Polen reagiert mit verstärktem Grenzschutz

Polen reagiert nach eigenen Angaben auf das russische "Open-Skies-Programm". Der polnische Grenzschutz teilte auf "Vollbild"-Anfrage mit: "Als Antwort auf diese Entscheidung sichert die polnische Regierung die Grenze zum Oblast Kaliningrad präventiv. Als Teil der Aktion errichten die polnischen Streitkräfte eine temporäre Stacheldrahtbarriere."

Osteuropaexperte sieht Kaliningrad als "Stachel im Fleisch der Nato"

Nachdem Russland im Februar in den Angriffskrieg gegen die Ukraine gezogen ist, liegt für Dr.

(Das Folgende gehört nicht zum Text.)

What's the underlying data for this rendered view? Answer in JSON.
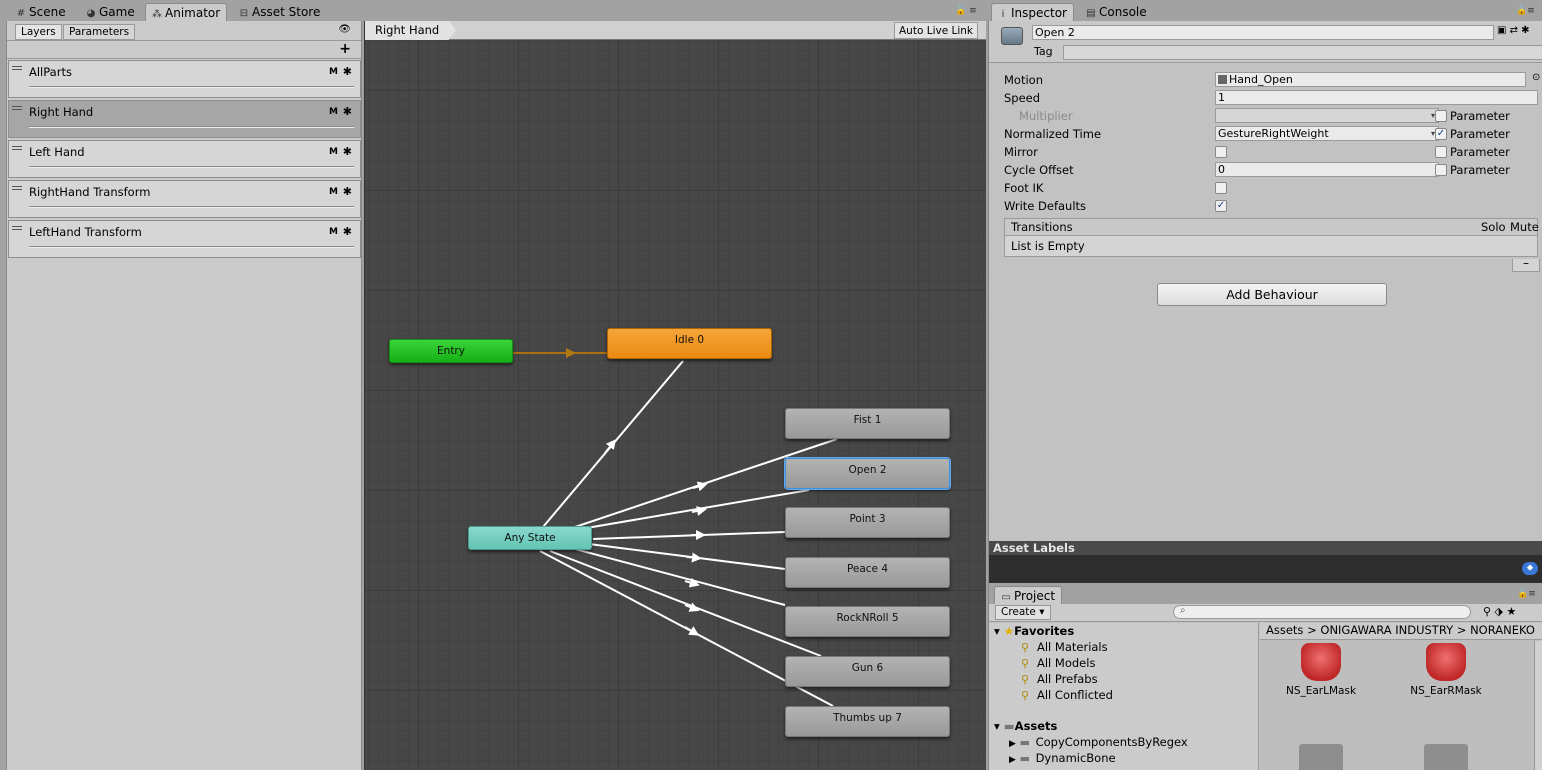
{
  "main_tabs": [
    {
      "icon": "#",
      "label": "Scene"
    },
    {
      "icon": "◕",
      "label": "Game"
    },
    {
      "icon": "⁂",
      "label": "Animator"
    },
    {
      "icon": "⊟",
      "label": "Asset Store"
    }
  ],
  "right_tabs": [
    {
      "icon": "i",
      "label": "Inspector"
    },
    {
      "icon": "▤",
      "label": "Console"
    }
  ],
  "left_panel": {
    "tabs": [
      "Layers",
      "Parameters"
    ],
    "add": "+",
    "eye": "👁",
    "layers": [
      {
        "name": "AllParts",
        "m": "M",
        "gear": "✱"
      },
      {
        "name": "Right Hand",
        "m": "M",
        "gear": "✱"
      },
      {
        "name": "Left Hand",
        "m": "M",
        "gear": "✱"
      },
      {
        "name": "RightHand Transform",
        "m": "M",
        "gear": "✱"
      },
      {
        "name": "LeftHand Transform",
        "m": "M",
        "gear": "✱"
      }
    ]
  },
  "graph": {
    "breadcrumb": "Right Hand",
    "auto_live_link": "Auto Live Link",
    "nodes": {
      "entry": "Entry",
      "idle": "Idle 0",
      "any": "Any State",
      "states": [
        "Fist 1",
        "Open 2",
        "Point 3",
        "Peace 4",
        "RockNRoll 5",
        "Gun 6",
        "Thumbs up 7"
      ]
    },
    "colors": {
      "entry": "#22c022",
      "default_state": "#ef8f15",
      "any_state": "#74cfc0",
      "selected": "#3b8ee0"
    }
  },
  "inspector": {
    "name": "Open 2",
    "tag_label": "Tag",
    "props": {
      "motion_label": "Motion",
      "motion_value": "Hand_Open",
      "speed_label": "Speed",
      "speed_value": "1",
      "multiplier_label": "Multiplier",
      "normalized_label": "Normalized Time",
      "normalized_value": "GestureRightWeight",
      "mirror_label": "Mirror",
      "cycle_label": "Cycle Offset",
      "cycle_value": "0",
      "footik_label": "Foot IK",
      "writedef_label": "Write Defaults",
      "parameter": "Parameter"
    },
    "checks": {
      "multiplier_param": false,
      "normalized_param": true,
      "mirror": false,
      "mirror_param": false,
      "cycle_param": false,
      "foot_ik": false,
      "write_defaults": true
    },
    "transitions": {
      "header": "Transitions",
      "solo": "Solo",
      "mute": "Mute",
      "empty": "List is Empty",
      "minus": "–"
    },
    "add_behaviour": "Add Behaviour"
  },
  "asset_labels": {
    "title": "Asset Labels"
  },
  "project": {
    "tab": "Project",
    "create": "Create ▾",
    "favorites": {
      "label": "Favorites",
      "items": [
        "All Materials",
        "All Models",
        "All Prefabs",
        "All Conflicted"
      ]
    },
    "assets": {
      "label": "Assets",
      "items": [
        "CopyComponentsByRegex",
        "DynamicBone"
      ]
    },
    "crumbs": [
      "Assets",
      "ONIGAWARA INDUSTRY",
      "NORANEKO"
    ],
    "grid": [
      "NS_EarLMask",
      "NS_EarRMask"
    ]
  }
}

Kai-Olaf Lang, Osteuropaexperte der Stiftung Wissenschaft und Politik, die Vermutung nahe, dass Russland mit der niedrigschwelligen Vergabe von Visa an Migranten aus dem Nahen Osten eine Strategie verfolge: Die Flüchtlinge sollten Druck auf die EU- und Nato-Länder ausüben. "Wir sehen jetzt auch im Kontext der Migration, dass Kaliningrad eben auch auf eine andere Art und Weise ein Stachel im Fleisch der NATO sein kann," sagte Lang. "Ich glaube, die primäre Absicht besteht darin, Instabilität in diese Länder zu bringen."

"Vollbild" vom SWR ist das neue investigative Recherche-Format aus der Werkstatt von "Report Mainz" und LABO M. Alle zwei Wochen dienstags erscheint ein neues Video auf YouTube und in der ARD Mediathek.

Weitere Infos auch auf www.youtube.com/vollbild und in der ARD Mediathek

Zitate gegen Quellenangabe "Vollbild" frei.

Bei Rückfragen rufen Sie bitte in der Redaktion "Vollbild" an, Tel. 06131 929-33351.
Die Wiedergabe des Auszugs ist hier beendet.